Telehealth’s future remains murky

Providers also need to understand billing and related codes for telehealth reimbursement, particularly for those that also offer palliative and senior care services, says Mollie Gurian, vice president of home based and HCBS policy at LeadingAge.

Palliative care organizations were allowed to file claims related to telehealth service delivery prior to the pandemic, but many limited utilization to telephone calls versus video tools, she added.

“Hospices that provide palliative care should continue to monitor CMS’ list of codes that can be billed when the service is conducted via telehealth, either audiovisual or audio only,” Gurian told Hospice News in an email. “For [instance], with Part B billing, CMS will continue to authorize which codes are telehealth allowable. Other aging services organizations should also monitor these developments.”

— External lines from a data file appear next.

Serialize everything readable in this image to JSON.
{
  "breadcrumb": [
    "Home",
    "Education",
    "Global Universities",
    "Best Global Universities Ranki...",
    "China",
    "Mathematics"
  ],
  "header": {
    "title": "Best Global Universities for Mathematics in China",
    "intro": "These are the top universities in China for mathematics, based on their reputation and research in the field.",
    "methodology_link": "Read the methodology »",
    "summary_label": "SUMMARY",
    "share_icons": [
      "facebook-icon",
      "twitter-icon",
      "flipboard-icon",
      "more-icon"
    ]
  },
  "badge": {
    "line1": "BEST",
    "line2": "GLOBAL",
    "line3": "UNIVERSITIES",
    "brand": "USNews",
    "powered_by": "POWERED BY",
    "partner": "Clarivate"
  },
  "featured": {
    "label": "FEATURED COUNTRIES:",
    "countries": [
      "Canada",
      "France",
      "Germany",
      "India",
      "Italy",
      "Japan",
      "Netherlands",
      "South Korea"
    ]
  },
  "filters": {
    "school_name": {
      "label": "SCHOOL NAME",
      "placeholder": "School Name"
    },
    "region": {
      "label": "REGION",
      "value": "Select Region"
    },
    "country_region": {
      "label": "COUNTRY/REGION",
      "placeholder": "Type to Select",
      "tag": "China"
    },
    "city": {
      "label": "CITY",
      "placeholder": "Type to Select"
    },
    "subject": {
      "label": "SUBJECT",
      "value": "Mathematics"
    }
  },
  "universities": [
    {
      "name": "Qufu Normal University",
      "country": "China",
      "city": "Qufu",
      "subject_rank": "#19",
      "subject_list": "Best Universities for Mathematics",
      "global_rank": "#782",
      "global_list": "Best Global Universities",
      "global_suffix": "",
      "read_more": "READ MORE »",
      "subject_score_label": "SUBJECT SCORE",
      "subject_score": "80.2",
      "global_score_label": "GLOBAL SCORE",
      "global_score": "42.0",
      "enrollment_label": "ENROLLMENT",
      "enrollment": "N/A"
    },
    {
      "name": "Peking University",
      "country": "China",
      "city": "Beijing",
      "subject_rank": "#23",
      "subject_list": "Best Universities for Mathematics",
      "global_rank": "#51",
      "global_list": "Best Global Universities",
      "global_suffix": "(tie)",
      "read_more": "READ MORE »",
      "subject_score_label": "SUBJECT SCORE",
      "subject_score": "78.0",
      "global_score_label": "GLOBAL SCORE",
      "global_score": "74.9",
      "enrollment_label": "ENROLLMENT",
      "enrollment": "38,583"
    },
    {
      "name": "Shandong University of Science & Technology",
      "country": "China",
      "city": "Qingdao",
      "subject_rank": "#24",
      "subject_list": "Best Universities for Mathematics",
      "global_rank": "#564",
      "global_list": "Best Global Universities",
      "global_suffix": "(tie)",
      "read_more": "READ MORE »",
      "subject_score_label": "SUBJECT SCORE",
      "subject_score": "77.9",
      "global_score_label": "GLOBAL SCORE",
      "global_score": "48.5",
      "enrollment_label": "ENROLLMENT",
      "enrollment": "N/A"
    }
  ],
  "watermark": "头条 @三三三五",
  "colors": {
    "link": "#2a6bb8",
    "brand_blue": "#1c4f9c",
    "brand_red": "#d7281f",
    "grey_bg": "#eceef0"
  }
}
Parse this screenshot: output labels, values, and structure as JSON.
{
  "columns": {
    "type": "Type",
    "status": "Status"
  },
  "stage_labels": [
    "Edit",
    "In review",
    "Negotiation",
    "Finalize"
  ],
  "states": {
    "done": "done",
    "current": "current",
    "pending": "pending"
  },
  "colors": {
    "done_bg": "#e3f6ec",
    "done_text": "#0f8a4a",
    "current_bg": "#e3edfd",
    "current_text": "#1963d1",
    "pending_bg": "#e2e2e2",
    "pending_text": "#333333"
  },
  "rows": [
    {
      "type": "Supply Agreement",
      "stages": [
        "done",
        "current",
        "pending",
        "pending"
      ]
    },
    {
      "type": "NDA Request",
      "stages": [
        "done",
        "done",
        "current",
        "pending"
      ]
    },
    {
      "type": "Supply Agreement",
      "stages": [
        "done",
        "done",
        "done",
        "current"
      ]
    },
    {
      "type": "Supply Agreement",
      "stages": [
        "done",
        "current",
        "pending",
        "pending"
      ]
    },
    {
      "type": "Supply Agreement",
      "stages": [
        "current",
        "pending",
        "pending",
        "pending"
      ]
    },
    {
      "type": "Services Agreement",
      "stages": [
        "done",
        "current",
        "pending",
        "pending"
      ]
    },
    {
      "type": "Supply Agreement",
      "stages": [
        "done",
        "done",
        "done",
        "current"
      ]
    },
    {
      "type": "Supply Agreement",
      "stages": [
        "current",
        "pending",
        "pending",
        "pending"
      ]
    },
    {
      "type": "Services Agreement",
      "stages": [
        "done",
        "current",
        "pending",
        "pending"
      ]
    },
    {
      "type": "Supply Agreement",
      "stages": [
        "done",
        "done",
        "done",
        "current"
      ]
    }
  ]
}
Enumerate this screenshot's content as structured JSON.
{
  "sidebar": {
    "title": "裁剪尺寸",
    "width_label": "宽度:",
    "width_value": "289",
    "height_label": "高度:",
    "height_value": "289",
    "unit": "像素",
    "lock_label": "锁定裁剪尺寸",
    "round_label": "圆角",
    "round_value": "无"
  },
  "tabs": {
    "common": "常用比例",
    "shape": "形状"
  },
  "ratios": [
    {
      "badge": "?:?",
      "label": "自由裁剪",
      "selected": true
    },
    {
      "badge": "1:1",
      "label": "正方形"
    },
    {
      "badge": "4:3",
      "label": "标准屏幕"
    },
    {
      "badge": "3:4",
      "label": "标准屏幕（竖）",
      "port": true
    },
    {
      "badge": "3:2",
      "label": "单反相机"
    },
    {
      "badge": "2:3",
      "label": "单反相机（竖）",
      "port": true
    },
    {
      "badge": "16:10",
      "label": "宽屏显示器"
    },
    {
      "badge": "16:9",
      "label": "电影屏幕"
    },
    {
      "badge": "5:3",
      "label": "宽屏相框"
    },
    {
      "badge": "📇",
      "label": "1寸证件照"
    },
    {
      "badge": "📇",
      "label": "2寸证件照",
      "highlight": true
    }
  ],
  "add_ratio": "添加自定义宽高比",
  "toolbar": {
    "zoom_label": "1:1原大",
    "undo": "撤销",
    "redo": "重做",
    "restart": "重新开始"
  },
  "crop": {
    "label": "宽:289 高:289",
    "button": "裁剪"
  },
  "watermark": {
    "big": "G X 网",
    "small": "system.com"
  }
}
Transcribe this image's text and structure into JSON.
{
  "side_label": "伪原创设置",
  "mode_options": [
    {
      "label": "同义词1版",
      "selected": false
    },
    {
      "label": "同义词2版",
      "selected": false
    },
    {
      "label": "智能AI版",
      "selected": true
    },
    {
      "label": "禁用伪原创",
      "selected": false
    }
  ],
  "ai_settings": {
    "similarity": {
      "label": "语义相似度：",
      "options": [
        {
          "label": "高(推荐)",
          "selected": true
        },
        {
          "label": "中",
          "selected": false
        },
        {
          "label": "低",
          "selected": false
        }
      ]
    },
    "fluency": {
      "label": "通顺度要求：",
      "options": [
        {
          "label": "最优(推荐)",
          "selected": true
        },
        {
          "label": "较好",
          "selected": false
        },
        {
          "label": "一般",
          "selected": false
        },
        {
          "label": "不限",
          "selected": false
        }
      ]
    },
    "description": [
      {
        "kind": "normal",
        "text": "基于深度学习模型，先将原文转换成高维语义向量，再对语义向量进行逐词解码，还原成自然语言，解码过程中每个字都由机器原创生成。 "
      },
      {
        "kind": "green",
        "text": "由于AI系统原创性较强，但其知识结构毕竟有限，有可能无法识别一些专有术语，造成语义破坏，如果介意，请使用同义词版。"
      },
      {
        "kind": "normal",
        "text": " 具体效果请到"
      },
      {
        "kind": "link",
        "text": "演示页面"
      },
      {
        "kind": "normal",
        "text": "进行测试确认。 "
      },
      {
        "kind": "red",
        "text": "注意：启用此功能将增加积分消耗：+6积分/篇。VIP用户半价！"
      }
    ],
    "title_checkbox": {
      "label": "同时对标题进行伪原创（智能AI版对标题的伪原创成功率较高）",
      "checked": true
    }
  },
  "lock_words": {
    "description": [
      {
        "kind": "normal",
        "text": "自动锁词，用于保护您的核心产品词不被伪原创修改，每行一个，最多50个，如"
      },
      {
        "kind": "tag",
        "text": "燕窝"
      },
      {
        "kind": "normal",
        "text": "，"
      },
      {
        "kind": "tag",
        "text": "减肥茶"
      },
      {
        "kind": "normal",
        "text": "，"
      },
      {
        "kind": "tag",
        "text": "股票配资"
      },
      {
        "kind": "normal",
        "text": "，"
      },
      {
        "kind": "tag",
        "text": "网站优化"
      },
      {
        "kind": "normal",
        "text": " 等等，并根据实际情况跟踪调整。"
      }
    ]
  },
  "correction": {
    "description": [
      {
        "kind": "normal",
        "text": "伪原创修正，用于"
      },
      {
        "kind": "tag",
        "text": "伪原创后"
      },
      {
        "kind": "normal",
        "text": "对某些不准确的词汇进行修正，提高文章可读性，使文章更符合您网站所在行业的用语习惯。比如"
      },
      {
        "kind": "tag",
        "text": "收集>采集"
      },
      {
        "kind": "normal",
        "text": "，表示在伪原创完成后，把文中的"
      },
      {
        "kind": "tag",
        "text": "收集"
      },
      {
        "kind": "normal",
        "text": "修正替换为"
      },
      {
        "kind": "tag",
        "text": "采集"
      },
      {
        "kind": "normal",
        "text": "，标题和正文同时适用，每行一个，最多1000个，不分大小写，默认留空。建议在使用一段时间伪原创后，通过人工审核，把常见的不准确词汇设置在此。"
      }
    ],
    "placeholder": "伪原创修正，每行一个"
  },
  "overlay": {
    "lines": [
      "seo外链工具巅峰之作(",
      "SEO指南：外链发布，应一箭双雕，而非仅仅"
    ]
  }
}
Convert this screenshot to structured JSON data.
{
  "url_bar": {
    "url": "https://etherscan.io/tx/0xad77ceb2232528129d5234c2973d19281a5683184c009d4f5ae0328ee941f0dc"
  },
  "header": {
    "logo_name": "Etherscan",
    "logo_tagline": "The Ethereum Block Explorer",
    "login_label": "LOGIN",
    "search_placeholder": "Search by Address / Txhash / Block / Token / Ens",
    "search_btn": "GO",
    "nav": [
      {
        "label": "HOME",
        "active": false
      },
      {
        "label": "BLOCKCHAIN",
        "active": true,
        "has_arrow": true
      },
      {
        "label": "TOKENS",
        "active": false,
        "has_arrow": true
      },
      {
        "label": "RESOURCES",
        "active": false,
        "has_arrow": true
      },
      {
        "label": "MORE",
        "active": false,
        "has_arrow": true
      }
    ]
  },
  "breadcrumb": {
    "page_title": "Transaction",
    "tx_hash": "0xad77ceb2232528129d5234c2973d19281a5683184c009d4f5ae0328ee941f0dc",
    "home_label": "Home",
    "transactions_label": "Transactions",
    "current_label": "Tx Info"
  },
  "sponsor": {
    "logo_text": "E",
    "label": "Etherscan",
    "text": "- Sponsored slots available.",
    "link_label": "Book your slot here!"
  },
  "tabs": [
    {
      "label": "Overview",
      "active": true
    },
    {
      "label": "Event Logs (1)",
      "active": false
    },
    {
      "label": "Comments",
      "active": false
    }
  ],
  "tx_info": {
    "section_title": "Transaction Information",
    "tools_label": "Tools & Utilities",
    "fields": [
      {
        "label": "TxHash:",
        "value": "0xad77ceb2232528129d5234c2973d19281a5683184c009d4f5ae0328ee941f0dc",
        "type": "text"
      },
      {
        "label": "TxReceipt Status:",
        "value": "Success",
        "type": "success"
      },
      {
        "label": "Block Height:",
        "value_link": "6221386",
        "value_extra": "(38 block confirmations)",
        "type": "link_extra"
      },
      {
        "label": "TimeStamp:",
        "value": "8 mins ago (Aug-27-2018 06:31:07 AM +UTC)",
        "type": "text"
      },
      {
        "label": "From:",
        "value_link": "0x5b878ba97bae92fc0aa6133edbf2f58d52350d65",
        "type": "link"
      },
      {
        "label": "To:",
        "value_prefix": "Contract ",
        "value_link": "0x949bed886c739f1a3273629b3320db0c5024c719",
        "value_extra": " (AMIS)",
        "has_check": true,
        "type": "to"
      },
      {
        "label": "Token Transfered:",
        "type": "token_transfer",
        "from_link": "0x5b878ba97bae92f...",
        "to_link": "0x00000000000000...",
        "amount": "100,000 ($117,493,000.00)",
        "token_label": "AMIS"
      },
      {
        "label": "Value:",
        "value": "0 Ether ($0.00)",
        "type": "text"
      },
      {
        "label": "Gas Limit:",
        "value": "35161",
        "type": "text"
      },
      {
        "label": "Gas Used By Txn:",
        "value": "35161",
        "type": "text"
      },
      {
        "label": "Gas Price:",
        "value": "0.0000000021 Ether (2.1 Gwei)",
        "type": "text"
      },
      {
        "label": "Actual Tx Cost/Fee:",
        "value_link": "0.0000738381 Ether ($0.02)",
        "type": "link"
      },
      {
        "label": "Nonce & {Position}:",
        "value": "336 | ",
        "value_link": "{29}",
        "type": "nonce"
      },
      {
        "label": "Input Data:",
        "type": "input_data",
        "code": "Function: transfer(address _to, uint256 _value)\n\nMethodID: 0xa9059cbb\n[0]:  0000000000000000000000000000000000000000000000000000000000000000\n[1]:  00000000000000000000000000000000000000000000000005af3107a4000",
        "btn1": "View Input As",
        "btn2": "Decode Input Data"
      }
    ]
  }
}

Also on the immediate horizon are hospice compliance concerns related to the privacy and security of patient data as well asHIPAA rules. Forthcoming regulatory enforcement around privacy laws is an area that should be on hospices’ radars, according to Lund Person.

The U.S. Department of Health and Human Services (HHS) Office of Civil Rights (OCR) issued a Notification of Enforcement Discretion that permitted the use of various communications during the PHE. These included expanded use of those that were considered non-compliant HIPAA telehealth platforms.

These flexibilities were set to end with the PHE in May, but were recently extended until August 9, 2023, to allow hospice and other health care providers more time to get their electronic systems up to speed.

This means protecting private patient health information will be even more crucial to telehealth compliance, Lund Person said.

“If you’re using non-HIPAA compliant telehealth technology, then you’ll basically have an extra couple of months so that you can get your hospice practices and platforms into compliance,” she stated. “It might have been okay during the public health emergency, but some platforms do not protect private health information.”

Patient data collection is a telehealth regulatory area that could have long-haul impacts in the hospice industry in coming years, according to Wehri. These data would be helpful in giving regulators a wider window into what telehealth hospice care looks like and how patients utilize it, she explained.

“We’re hopeful CMS will collect information on telehealth visits being provided to hospice patients,” she said. “This would allow CMS to have a more accurate picture of the care provided by hospices. It would also help CMS to identify the circumstances under which telehealth visits may be helpful. This would require codes to identify telehealth visits, similar to what is being implemented in home health claims.”